One of the possible genetic determinants is the copy number of a gene, see Figure 1.5(a); such a gene may be duplicated. An extra layer of gene-regulation is provided by methylation of certain nucleotides of the genome (see Figure 1.5(b)). If a nucleotide is methylated, then transcription of the corresponding gene cannot occur; this area of genetics is called epi-genetics. There are different ways of expressing methylation, but the most simple one is a yes or no whether or not a specific site is methylated. At a certain position on the genome, one nucleotide may have been changed (see Figure 1.5(c)). This is obviously binary since there may be a SNP or no SNP at a certain position on the genome. Hence, treating such data in a multiblock fusion setting requires specialised methods, see Chapter 5.
1.4.3 Systems Biology
Taking it one step further in terms of omics measurements, we enter the area of systems biology. The general idea of systems biology is to describe biological systems as a network of interacting biochemical compounds. Often, the interactions in such networks show emerging behaviour which cannot be understood from studying single biochemical compounds (Bruggeman and Westerhoff, 2007).
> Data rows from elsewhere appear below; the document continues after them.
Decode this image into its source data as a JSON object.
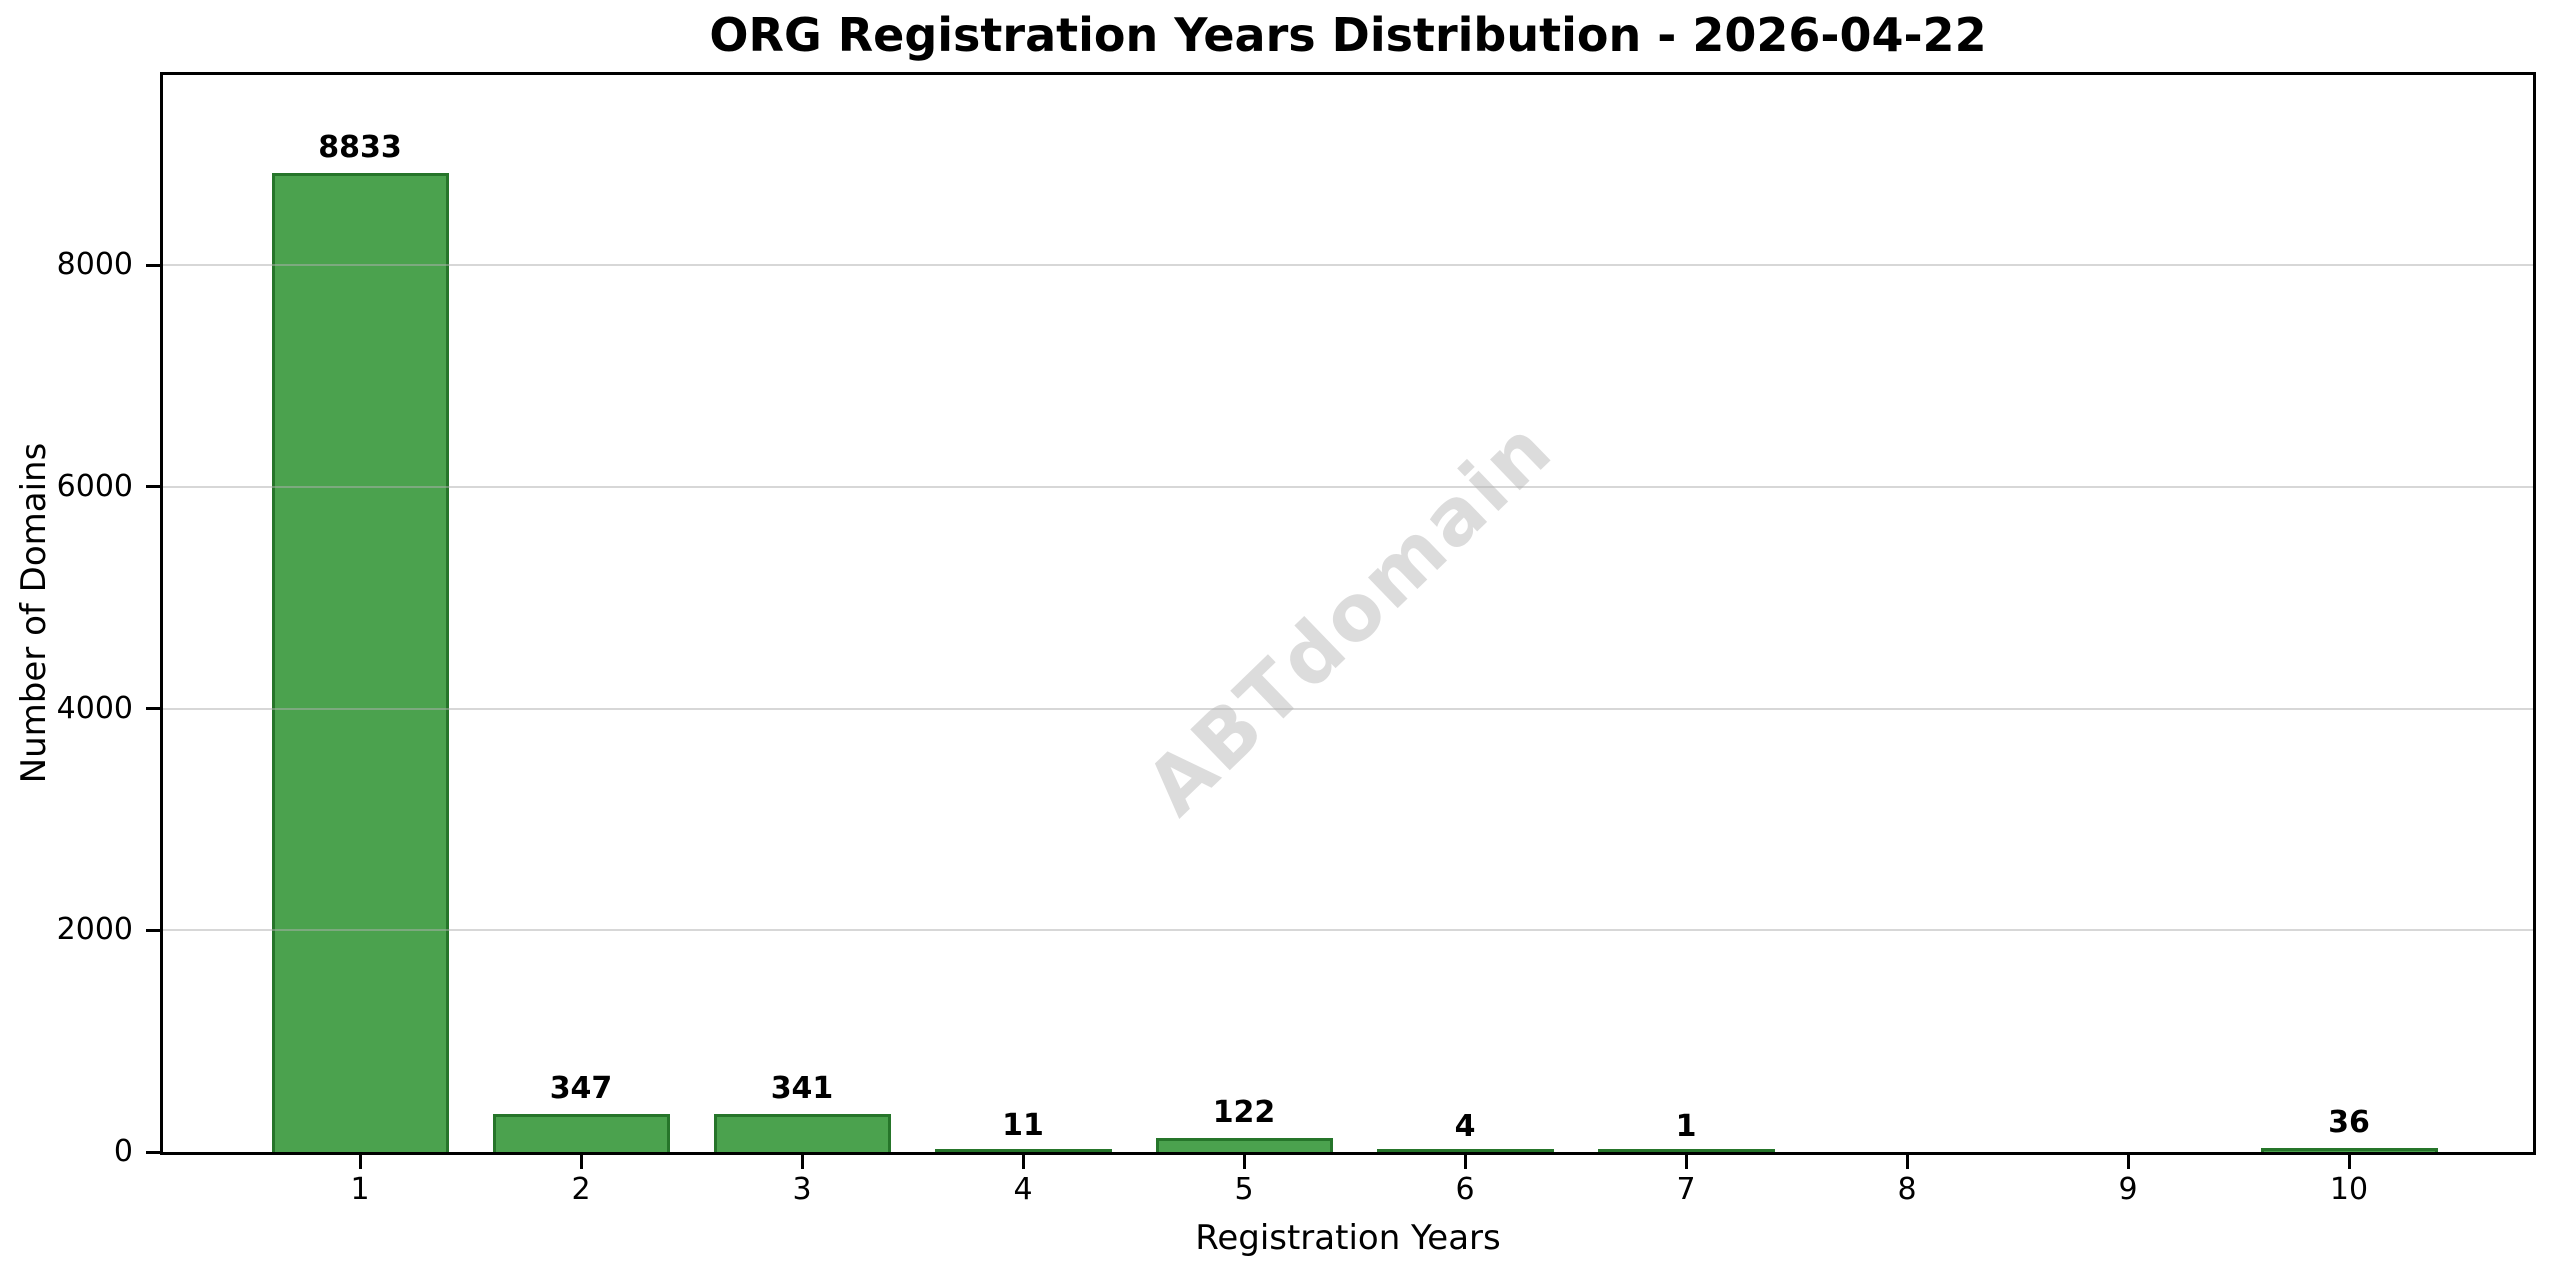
{
  "page": {
    "background": "#ffffff"
  },
  "chart_data": {
    "type": "bar",
    "title": "ORG Registration Years Distribution - 2026-04-22",
    "xlabel": "Registration Years",
    "ylabel": "Number of Domains",
    "categories": [
      "1",
      "2",
      "3",
      "4",
      "5",
      "6",
      "7",
      "8",
      "9",
      "10"
    ],
    "values": [
      8833,
      347,
      341,
      11,
      122,
      4,
      1,
      0,
      0,
      36
    ],
    "bar_value_labels": [
      "8833",
      "347",
      "341",
      "11",
      "122",
      "4",
      "1",
      "",
      "",
      "36"
    ],
    "yticks": [
      0,
      2000,
      4000,
      6000,
      8000
    ],
    "ytick_labels": [
      "0",
      "2000",
      "4000",
      "6000",
      "8000"
    ],
    "ylim": [
      0,
      9716
    ],
    "grid": "horizontal-y",
    "legend": "none",
    "bar_color": "#4BA24E",
    "bar_edge_color": "#26752A",
    "axis_color": "#000000",
    "grid_color": "#b0b0b0",
    "watermark": "ABTdomain",
    "watermark_color": "#DCDCDC"
  }
}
There are basically two approaches to systems biology: top-down and bottom-up (Shahzad and Loor, 2012). In bottom-up approaches, fundamental models are made of parts of biochemical systems and, subsequently, parameters in those models are fitted to data. In top-down systems biology, many types of omics data are collected and these are combined into one holistic analysis. The latter goes under different names: intra- and inter-omics analysis, cross-omics analysis, statistical integration, statistical data fusion to name a few (Tayrac et al., 2009; Richards et al., 2010; Richards and Holmes, 2014). In all these top-down applications, multiblock data analysis is important. See also Elaboration 1.5 for more explanation.
ELABORATION 1.5
Terms in systems biology
Biological networks:In biological organisms, biochemical compounds act together in networks of activity. An example is a metabolic network describing all the conversions taking place in the metabolism of a cell.Bottom-up:Approach in which detailed biochemical knowledge of a biological system is used to build mathematical models of that system (e.g., in terms of sets of differential equations). Such models are necessarily limited in size; they describe only a small part of the system.Emerging property:Property of a system which cannot be understood from its single actors. Temperature is an example of an emerging property of a system containing a large number of molecules that interact.Microbiome:The whole set of micro-organisms in and around a biological host. The gut-microbiome is the most famous example; essential for humans to metabolise food.Top-down:Approach in which many measurements are performed on the same biological system and empirical modelling is subsequently used to model that system. These models usually contain many biochemical compounds but are much less detailed than the bottom-up models.
An intriguing new development in systems biology is to involve microbiome measurements of the biological system (Franzosa et al., 2015). This has sparked many studies in different areas of medicine, such as inflammatory bowel disease (Huang et al., 2014) and cancer (Weir et al., 2013). It is also highly relevant for nutritional and food studies (Jacobs et al., 2009; Van Duynhoven et al., 2010; Moco et al., 2012). In all these cases, the microbiome data are combined with other omics data generating multiblock data analysis problems.